Belinda Beresford
Eighty guns for hire sat proudly on the Linder Auditorium stage in Johannesburg on Wednesday, plying their trade for love and in the hope of money.
It was the inaugural concert of the new Johannesburg Philharmonic Orchestra (JPO), created by musicians from the now defunct National Symphony Orchestra (NSO). The NSO finally collapsed into the terminal stages of bankruptcy earlier this year after a long illness caused by lack of funding.
Proving that, contrary to popular opinion, lawyers do have hearts, the JPO is the product of 29 musicians and their attorney.

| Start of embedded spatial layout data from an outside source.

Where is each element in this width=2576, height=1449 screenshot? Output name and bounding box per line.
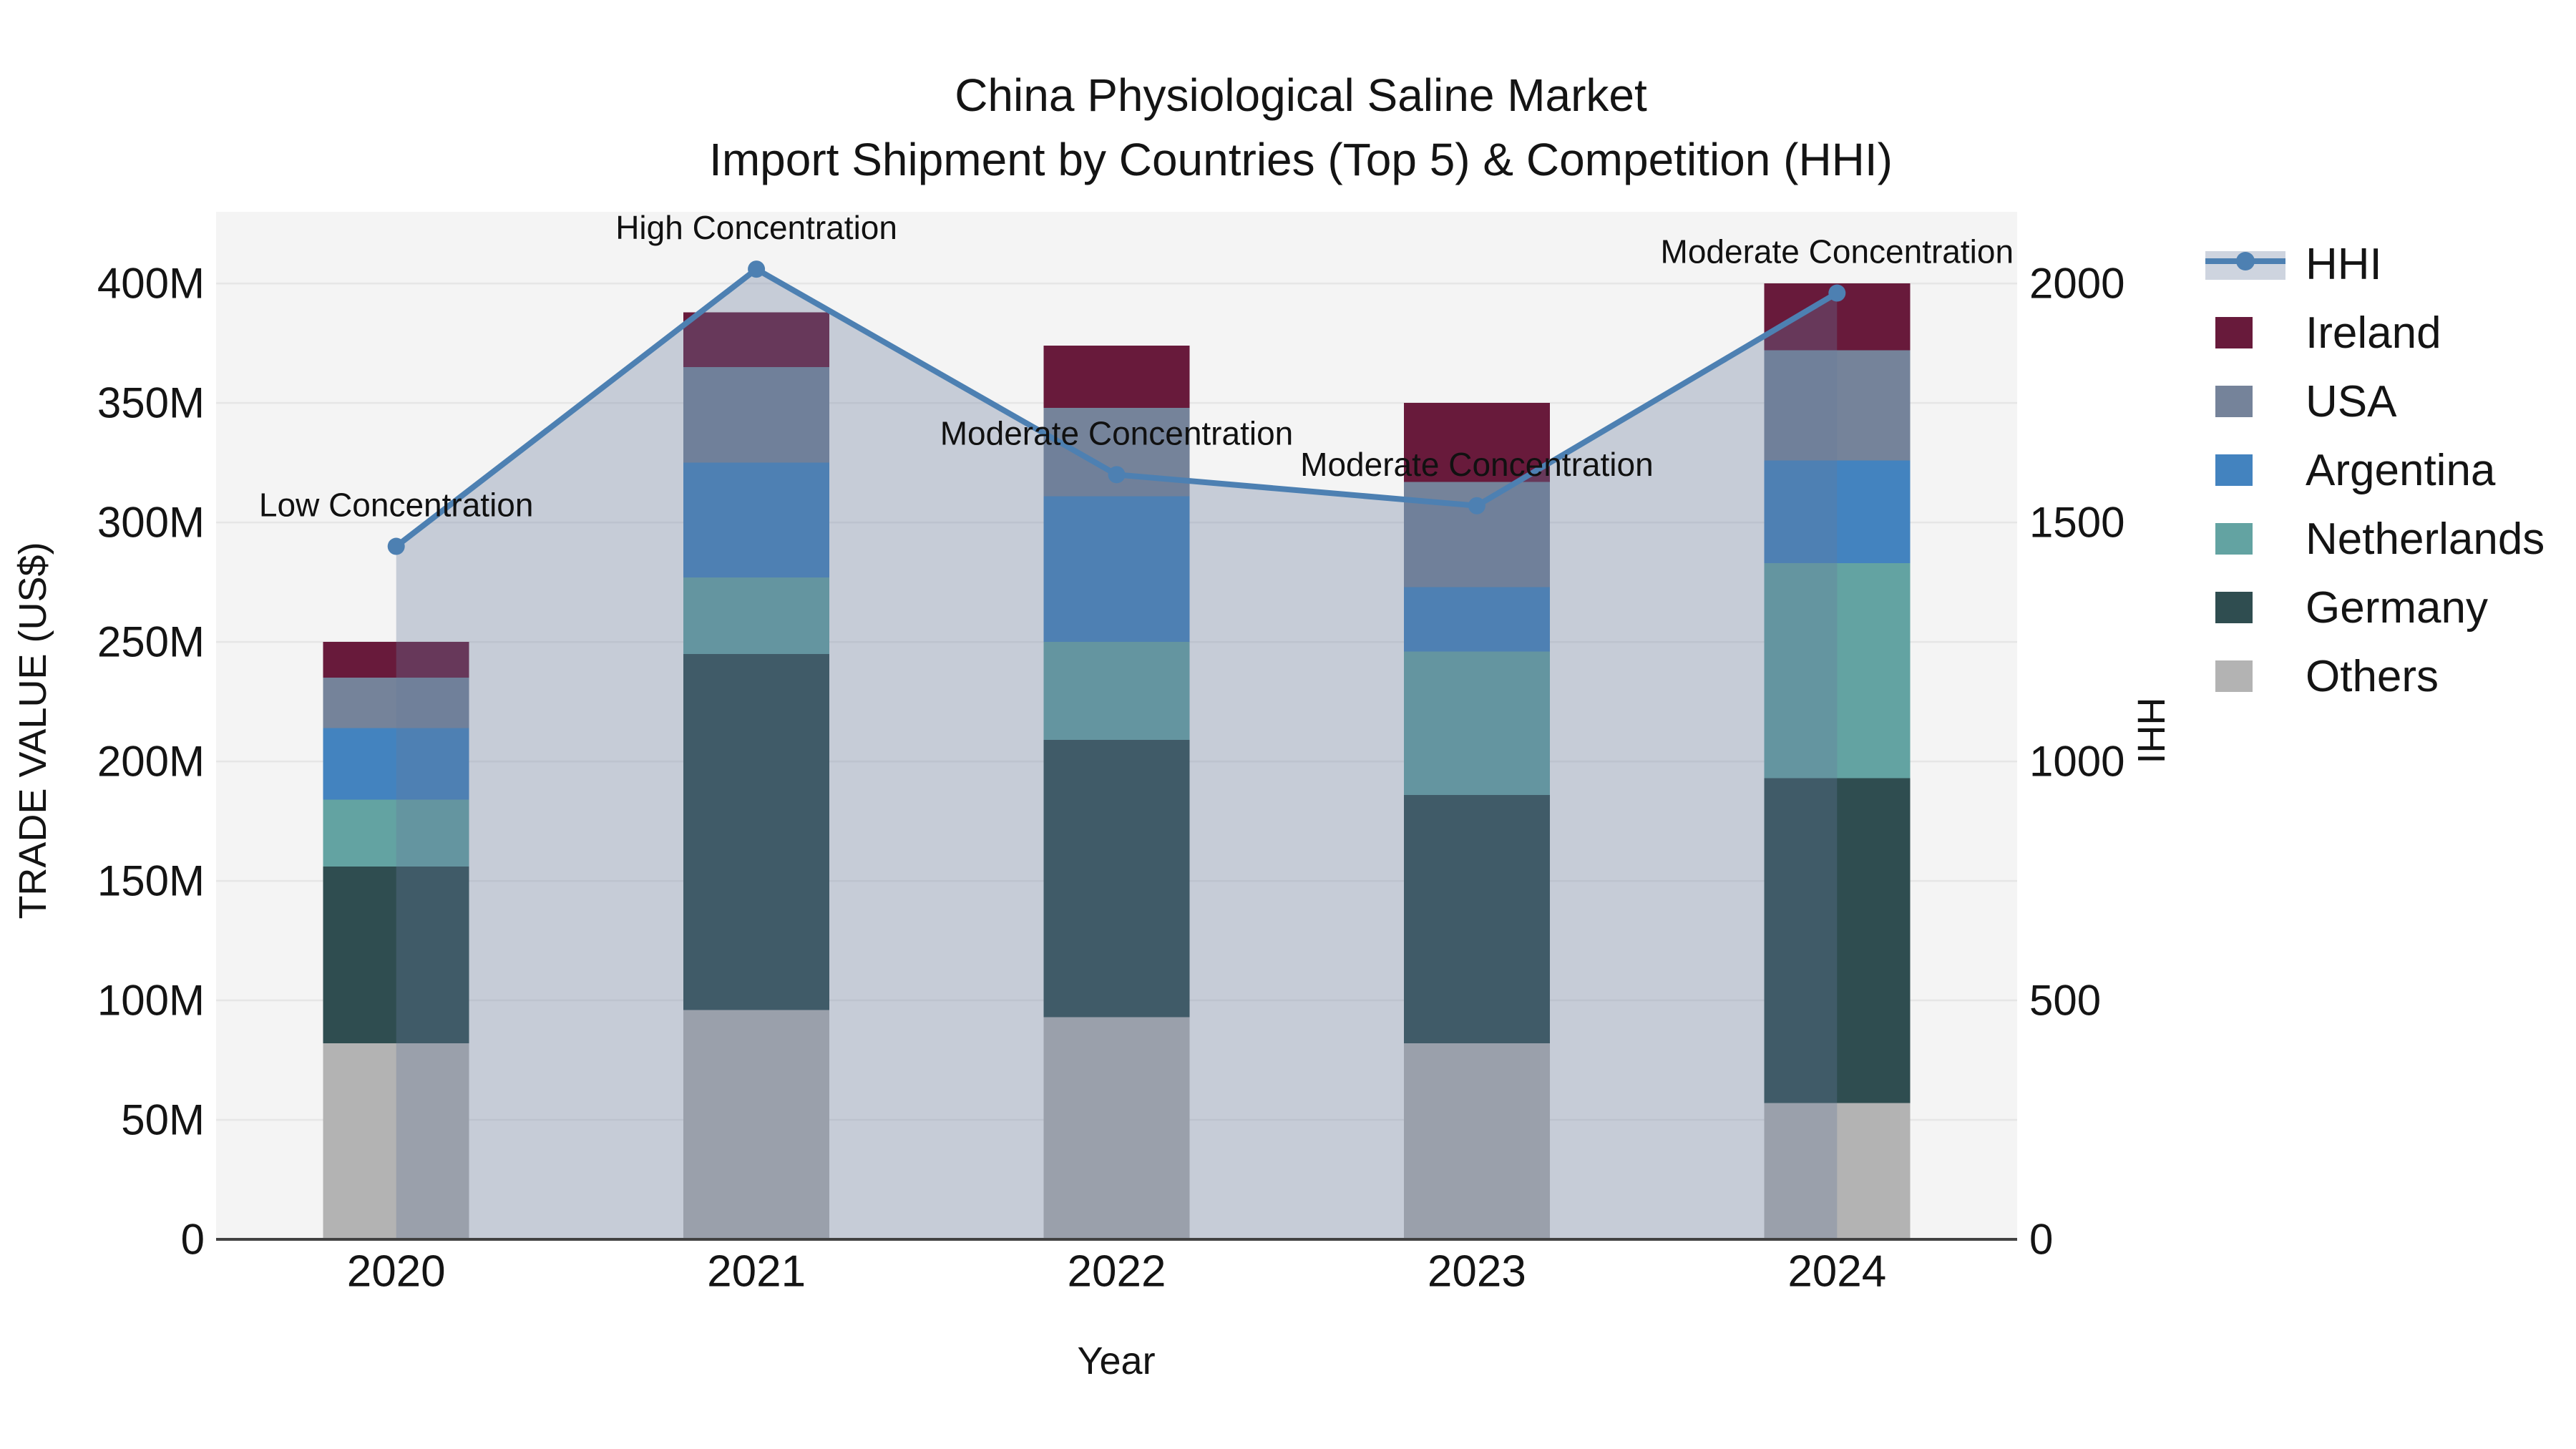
y-left-tick-label: 400M bbox=[97, 260, 205, 308]
bar-segment-ireland-2023 bbox=[1403, 403, 1550, 482]
y-right-tick-label: 0 bbox=[2029, 1216, 2053, 1264]
usa-swatch-icon bbox=[2215, 386, 2253, 417]
bar-segment-ireland-2022 bbox=[1043, 346, 1190, 408]
y-right-tick-label: 500 bbox=[2029, 977, 2101, 1025]
bar-segment-germany-2020 bbox=[323, 867, 469, 1044]
y-right-tick-label: 1000 bbox=[2029, 738, 2124, 786]
bar-segment-others-2023 bbox=[1403, 1043, 1550, 1239]
legend-label: Ireland bbox=[2306, 308, 2441, 358]
x-tick-label-2024: 2024 bbox=[1787, 1247, 1886, 1297]
bar-segment-netherlands-2023 bbox=[1403, 651, 1550, 795]
bar-segment-netherlands-2020 bbox=[323, 799, 469, 867]
y-right-tick-label: 2000 bbox=[2029, 260, 2124, 308]
bar-segment-argentina-2021 bbox=[683, 462, 830, 577]
x-axis-label: Year bbox=[1077, 1340, 1156, 1382]
bar-segment-argentina-2023 bbox=[1403, 587, 1550, 652]
others-swatch-icon bbox=[2215, 660, 2253, 692]
y-left-tick-label: 350M bbox=[97, 379, 205, 427]
legend-item-ireland: Ireland bbox=[2205, 306, 2545, 359]
y-left-tick-label: 150M bbox=[97, 857, 205, 905]
argentina-swatch-icon bbox=[2215, 454, 2253, 486]
chart-title-line2: Import Shipment by Countries (Top 5) & C… bbox=[709, 134, 1893, 185]
bar-segment-usa-2020 bbox=[323, 678, 469, 728]
hhi-line-swatch-icon bbox=[2205, 248, 2285, 280]
netherlands-swatch-icon bbox=[2215, 523, 2253, 555]
y-right-tick-label: 1500 bbox=[2029, 499, 2124, 547]
bar-segment-argentina-2020 bbox=[323, 728, 469, 800]
legend-label: Argentina bbox=[2306, 445, 2496, 495]
annotation-2022: Moderate Concentration bbox=[940, 414, 1294, 452]
y-left-tick-label: 200M bbox=[97, 738, 205, 786]
bar-segment-ireland-2020 bbox=[323, 642, 469, 678]
bar-segment-others-2022 bbox=[1043, 1017, 1190, 1239]
bar-segment-ireland-2021 bbox=[683, 312, 830, 368]
legend-label: Others bbox=[2306, 651, 2439, 701]
legend-label: HHI bbox=[2306, 239, 2382, 289]
hhi-marker-2022 bbox=[1108, 466, 1126, 484]
legend-label: USA bbox=[2306, 376, 2397, 426]
bar-segment-others-2021 bbox=[683, 1010, 830, 1239]
annotation-2023: Moderate Concentration bbox=[1300, 446, 1654, 483]
legend-item-usa: USA bbox=[2205, 375, 2545, 428]
legend-item-germany: Germany bbox=[2205, 581, 2545, 634]
hhi-marker-2021 bbox=[748, 260, 766, 278]
x-tick-label-2023: 2023 bbox=[1428, 1247, 1526, 1297]
y-axis-label-right: HHI bbox=[2129, 697, 2172, 764]
hhi-marker-2024 bbox=[1828, 284, 1846, 302]
bar-segment-netherlands-2022 bbox=[1043, 642, 1190, 741]
bar-segment-argentina-2022 bbox=[1043, 496, 1190, 643]
y-left-tick-label: 0 bbox=[181, 1216, 205, 1264]
legend: HHI Ireland USA Argentina Netherlands Ge… bbox=[2205, 238, 2545, 703]
x-tick-label-2020: 2020 bbox=[347, 1247, 446, 1297]
y-left-tick-label: 250M bbox=[97, 618, 205, 666]
legend-item-hhi: HHI bbox=[2205, 238, 2545, 291]
annotation-2020: Low Concentration bbox=[259, 487, 534, 524]
bar-segment-germany-2024 bbox=[1764, 778, 1911, 1103]
bar-segment-argentina-2024 bbox=[1764, 460, 1911, 563]
y-left-tick-label: 100M bbox=[97, 977, 205, 1025]
legend-label: Germany bbox=[2306, 582, 2488, 633]
bar-segment-usa-2021 bbox=[683, 367, 830, 463]
legend-item-argentina: Argentina bbox=[2205, 444, 2545, 497]
legend-item-netherlands: Netherlands bbox=[2205, 512, 2545, 565]
x-tick-label-2022: 2022 bbox=[1068, 1247, 1166, 1297]
y-left-tick-label: 300M bbox=[97, 499, 205, 547]
bar-segment-germany-2023 bbox=[1403, 794, 1550, 1044]
bar-segment-others-2020 bbox=[323, 1043, 469, 1239]
ireland-swatch-icon bbox=[2215, 317, 2253, 348]
germany-swatch-icon bbox=[2215, 592, 2253, 623]
y-axis-label-left: TRADE VALUE (US$) bbox=[11, 542, 54, 919]
chart-title: China Physiological Saline Market Import… bbox=[709, 63, 1893, 192]
bar-segment-others-2024 bbox=[1764, 1103, 1911, 1239]
bar-segment-germany-2021 bbox=[683, 653, 830, 1010]
bar-segment-germany-2022 bbox=[1043, 740, 1190, 1018]
bar-segment-netherlands-2024 bbox=[1764, 562, 1911, 779]
bar-segment-usa-2024 bbox=[1764, 350, 1911, 461]
bar-segment-netherlands-2021 bbox=[683, 577, 830, 654]
annotation-2024: Moderate Concentration bbox=[1661, 233, 2014, 270]
x-tick-label-2021: 2021 bbox=[707, 1247, 806, 1297]
hhi-marker-2020 bbox=[387, 537, 405, 555]
annotation-2021: High Concentration bbox=[615, 209, 897, 246]
legend-label: Netherlands bbox=[2306, 514, 2545, 564]
chart-title-line1: China Physiological Saline Market bbox=[955, 69, 1647, 121]
legend-item-others: Others bbox=[2205, 650, 2545, 703]
hhi-marker-2023 bbox=[1468, 497, 1485, 514]
y-left-tick-label: 50M bbox=[121, 1096, 205, 1144]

The JPO is looking for R30-million, double the amount the NSO needed to keep it breathing. According to Sara Gon, the Webber Wentzel Bowens attorney working behind the scenes, the orchestra is determined not to struggle along in a constant state of crisis. The model is the orchestra in Durban, which has secured multiple-year funding from different levels of government and business.
At the time of the NSO collapse several potential funders said they were deterred by the air of desperation surrounding it.
The increased budget is also to facilitate the plan to spend half the JPO’s time and resources on outreach programmes, bringing musical awareness, tuition and entertainment to children and adults in squatter camps as well as the more affluent northern suburbs of Johannesburg.
But the JPO’s struggle to find sponsorship has been exacerbated by the public and acrimonious end to the NSO.
Many sponsors who gave money to the previous orchestra say their budget for the year has been spent, while some are waiting to see how viable the new orchestra is. One financial institution spoke for several others when it said it was wary. Having given sponsorship money to the NSO, it had expected returns in the form of publicity or musical entertainment, which had failed to materialise.
The situation is even more complicated by the apparent attempts to start another orchestra, the African Symphony Orchestra, by members of the NSO management.
But funding is coming in. Two sponsors who took the leap of faith were CorpCapital and the Finnish embassy, who funded the inaugural concerts. The JPO is confident of having sufficient funding for a full musical programme to begin in October.
One orchestra member described the JPO as rising phoenix-like from the ashes of its predecessor. But a new phoenix is a replica of itself. Existing and potential classical music lovers, not to mention the musicians, must be hoping that rather than being a phoenix, the JPO proves to have been transmuted by its ordeal into something harder and more durable.